US Hosts Japanese, South Korean Officials for Talks on North Korea

Posted January 17th, 2012 at 4:35 am (UTC-5)
Leave a comment

The United States is holding high-level talks with South Korean and Japanese officials in Washington Tuesday that are expected to focus on ways to restart stalled six-party negotiations over North Korea's nuclear program.

Assistant Secretary of State for East Asia and Pacific Affairs Kurt Campbell and special North Korean envoy Glyn Davies will host Lim Sung Nam, South Korea's top negotiator to the talks, and his Japanese counterpart, Shinsuke Sugiyama.

The State Department says the talks are part of regularly scheduled trilateral meetings that deal with a wide range of regional and global issues of mutual interest, including North Korea.

The U.S., China, Russia, Japan and the two Koreas are participants in the six-nation nuclear talks, which are intended to convince Pyongyang to abandon its nuclear program in exchange for economic aid. North Korea abandoned the talks in April 2009.

Before his unexpected death in December, North Korean leader Kim Jong Il had expressed a desire to return to the six-party talks. But he rejected preconditions set by U.S. officials that Pyongyang must suspend its uranium enrichment program and allow U.N. inspectors back into the country.

Just days before Mr. Kim's death, envoys from the U.S. and North Korea met in Beijing for talks aimed at persuading the North to rejoin the larger forum of countries seeking an end to Pyongyang's nuclear activities.

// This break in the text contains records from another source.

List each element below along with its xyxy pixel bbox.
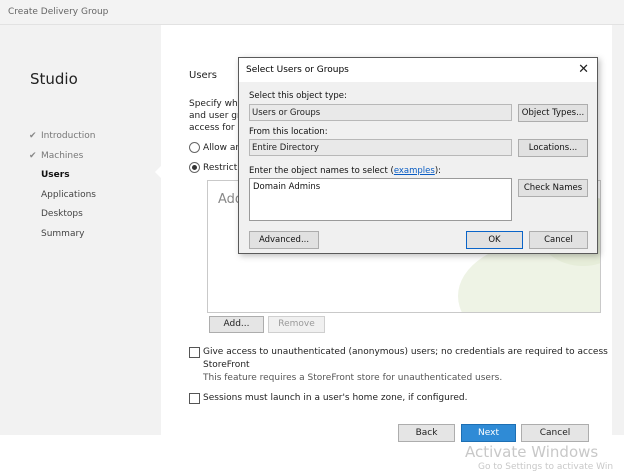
remove-button[interactable]: Remove <box>268 316 325 333</box>
names-input-value: Domain Admins <box>253 182 321 192</box>
examples-link[interactable]: examples <box>394 166 435 176</box>
sidebar-item-desktops[interactable]: Desktops <box>41 209 83 219</box>
check-icon: ✔ <box>29 131 37 141</box>
sidebar-item-label: Summary <box>41 229 85 239</box>
add-button[interactable]: Add... <box>209 316 264 333</box>
active-step-pointer <box>155 166 161 178</box>
intro-line-1: Specify who <box>189 99 244 109</box>
object-type-label: Select this object type: <box>249 91 347 101</box>
intro-line-3: access for u <box>189 123 244 133</box>
sidebar-app-title: Studio <box>30 70 78 88</box>
dialog-title: Select Users or Groups <box>246 65 349 75</box>
unauthenticated-checkbox[interactable] <box>189 347 200 358</box>
object-types-button[interactable]: Object Types... <box>518 104 588 122</box>
check-icon: ✔ <box>29 151 37 161</box>
select-users-dialog: Select Users or Groups ✕ Select this obj… <box>238 57 598 254</box>
sidebar-item-label: Applications <box>41 190 96 200</box>
sidebar-item-applications[interactable]: Applications <box>41 190 96 200</box>
allow-any-radio[interactable] <box>189 142 200 153</box>
back-button[interactable]: Back <box>398 424 455 442</box>
cancel-button[interactable]: Cancel <box>521 424 589 442</box>
sidebar-item-introduction[interactable]: ✔ Introduction <box>29 131 96 141</box>
sidebar-item-label: Desktops <box>41 209 83 219</box>
location-field: Entire Directory <box>249 139 512 156</box>
names-input[interactable]: Domain Admins <box>249 178 512 221</box>
sidebar-item-users[interactable]: Users <box>41 170 70 180</box>
names-label-text: Enter the object names to select ( <box>249 166 394 176</box>
advanced-button[interactable]: Advanced... <box>249 231 319 249</box>
unauthenticated-label-line1: Give access to unauthenticated (anonymou… <box>203 347 608 357</box>
sidebar-item-label: Machines <box>41 151 84 161</box>
allow-any-label: Allow an <box>203 143 242 153</box>
window-title: Create Delivery Group <box>8 7 109 17</box>
sidebar-item-label: Users <box>41 170 70 180</box>
dialog-cancel-button[interactable]: Cancel <box>529 231 588 249</box>
activation-watermark: Activate Windows <box>465 443 599 461</box>
page-title: Users <box>189 70 218 81</box>
names-label: Enter the object names to select (exampl… <box>249 166 441 176</box>
sidebar-item-summary[interactable]: Summary <box>41 229 85 239</box>
sidebar-item-label: Introduction <box>41 131 96 141</box>
sidebar-item-machines[interactable]: ✔ Machines <box>29 151 84 161</box>
window-title-bar: Create Delivery Group <box>0 0 624 25</box>
locations-button[interactable]: Locations... <box>518 139 588 157</box>
unauthenticated-note: This feature requires a StoreFront store… <box>203 373 503 383</box>
check-names-button[interactable]: Check Names <box>518 179 588 197</box>
names-label-suffix: ): <box>434 166 442 176</box>
home-zone-label: Sessions must launch in a user's home zo… <box>203 393 468 403</box>
dialog-title-bar: Select Users or Groups ✕ <box>239 58 597 82</box>
close-icon[interactable]: ✕ <box>578 62 589 77</box>
location-label: From this location: <box>249 127 328 137</box>
right-margin <box>612 25 624 435</box>
object-type-field: Users or Groups <box>249 104 512 121</box>
next-button[interactable]: Next <box>461 424 516 442</box>
restrict-radio[interactable] <box>189 162 200 173</box>
home-zone-checkbox[interactable] <box>189 393 200 404</box>
ok-button[interactable]: OK <box>466 231 523 249</box>
unauthenticated-label-line2: StoreFront <box>203 360 250 370</box>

Several news reports last month indicated that North Korea was poised to announce an agreement with Washington to suspend its uranium enrichment program in exchange for urgently needed food aid.

But Mike Chinoy, a North Korea analyst at the University of Southern California, says it is unclear whether North Korea's new leader, Kim Jong Un, is willing to make concessions as he attempts to consolidate power following his father's death.

“The question is really whether the North is ready to pick up where things left off when Kim Jong Il died. There are some signs that suggest he might. Other signs are not so clear. It may be too early to tell.”

Chinoy says that if the reported deal between the U.S. and North Korea is still negotiable, it could conceivably open the door for six-party talks to resume in the coming months.

The U.S. denies that its offer of food aid is contingent upon political concessions. The U.S. suspended its food assistance program in early 2009, partially because of concerns the food was being diverted to North Korea's military or members of its political elite.